Ce nom électrisa sur-le-champ Victoria. Elle se voyait assise auprès d'une affreuse ennemie, entourée de mort et de danger! elle se leva pour chercher des yeux Zofloya, mais elle ne l'aperçut point, et son âme en frémit ... elle se rassit pour écouter les paroles de Léonardo.
«Matilde Strozzi, dit-il encore à voix basse, je ne vous reproche rien ... je ne vous dirai pas que vos artifices ont perdu ma jeunesse, et m'ont conduit où je suis.

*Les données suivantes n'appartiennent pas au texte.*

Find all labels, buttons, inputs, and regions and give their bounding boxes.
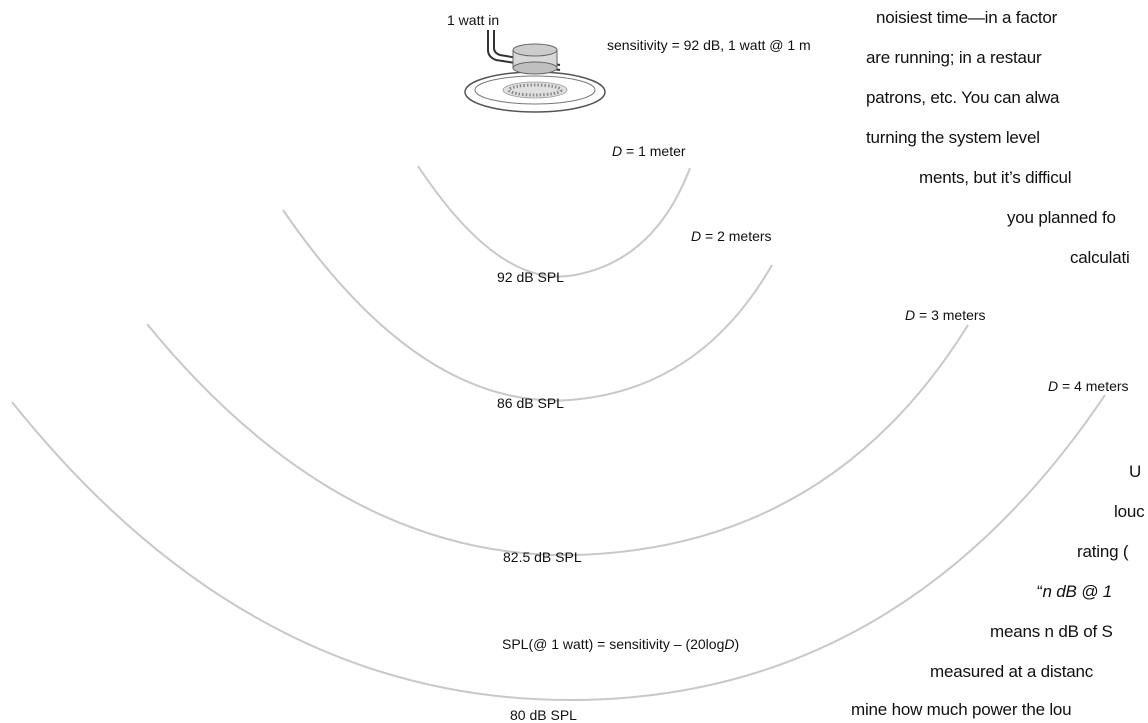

Non, je ne m'en plains pas ... une cause plus éloignée m'a plongé dans le malheur ... mais, regardez ce qui se passe ici en ce moment ... chère Matilde! je ne considère que l'amour que je t'ai porté; les années que nous avons été unis; je me souviens que tu as partagé également mes périls et mes chagrins, et je te pardonne en faveur de ce souvenir, le mal que tu m'as fait! cependant, tu seras jugée avec moins d'indulgence par les autres, et tu es réservée à endurer l'ignominie commune au dernier de la troupe ... une mort infâmante!»
«J'ai de quoi me l'épargner, dit Matilde très-bas, et en montrant le manche d'un stilet qu'elle tenait caché. J'ai ... mais toi, infime Victoria, toi qui dans la splendeur de la jeunesse, te trouvas sur mes pas pour m'enlever mon amant, c'est ainsi que je remercie le destin qui t'a jetée en mon pouvoir!» Alors, elle voulut frapper Victoria avec son poignard; mais Zofloya, se montrant soudain, l'arrêta.
«Victoria m'appartient, cria-t-il d'une voix de tonnerre.
Matilde furieuse, se plongea le poignard dans le cœur. »Voilà, Léonardo, comme j'évite une mort ignominieuse!»
«Et voilà, dit celui-ci en courant sur Giuotti, comme je punis un traître.» Puis il le fit tomber mort à ses pieds, «Va-t-en, lâche, chercher aux enfers la récompense que tu attendais de ta perfidie.»
Ginotti, en tombant, poussa des imprécations horribles. Les gardes s'emparèrent alors de Léonardo, qui, usant de toutes les forces que lui donnait sa situation, se dégagea de leurs mains, et courut à l'extrémité de la caverne. Avant qu'on pût le reprendre, il s'était donné plusieurs coups du poignard, tout fumant du sang de Ginotti. Affaibli et blessé profondément, il chancela, et serait tombé sans les soldats qui le soutinrent, et qui essayèrent d'étancher le sang qui coulait de ses blessures; mais il se défendit encore en criant avec une sorte de joie. «Il est trop tard, il est trop tard, le ciel soit loué.» Il voulut se jeter vers la terre; mais ne pouvant plus lutter contre ceux qui le retenaient, il tourna des yeux égarés autour de lui, et se laissant tomber, il expira, le sourire du triomphe sur ses traits.
Voyant que le chef des voleurs se dérobait ainsi à leur attente, les soldats s'emparèrent du reste de la troupe. Ils voulurent aussi arrêter Zofloya, qu'ils supposaient commandant en second.
«Oh! nous sommes perdus, prononça Victoria, en frémissant de tout son corps.»
«Ne craignez donc rien, dit le maure qui s'adressa ainsi aux gardes.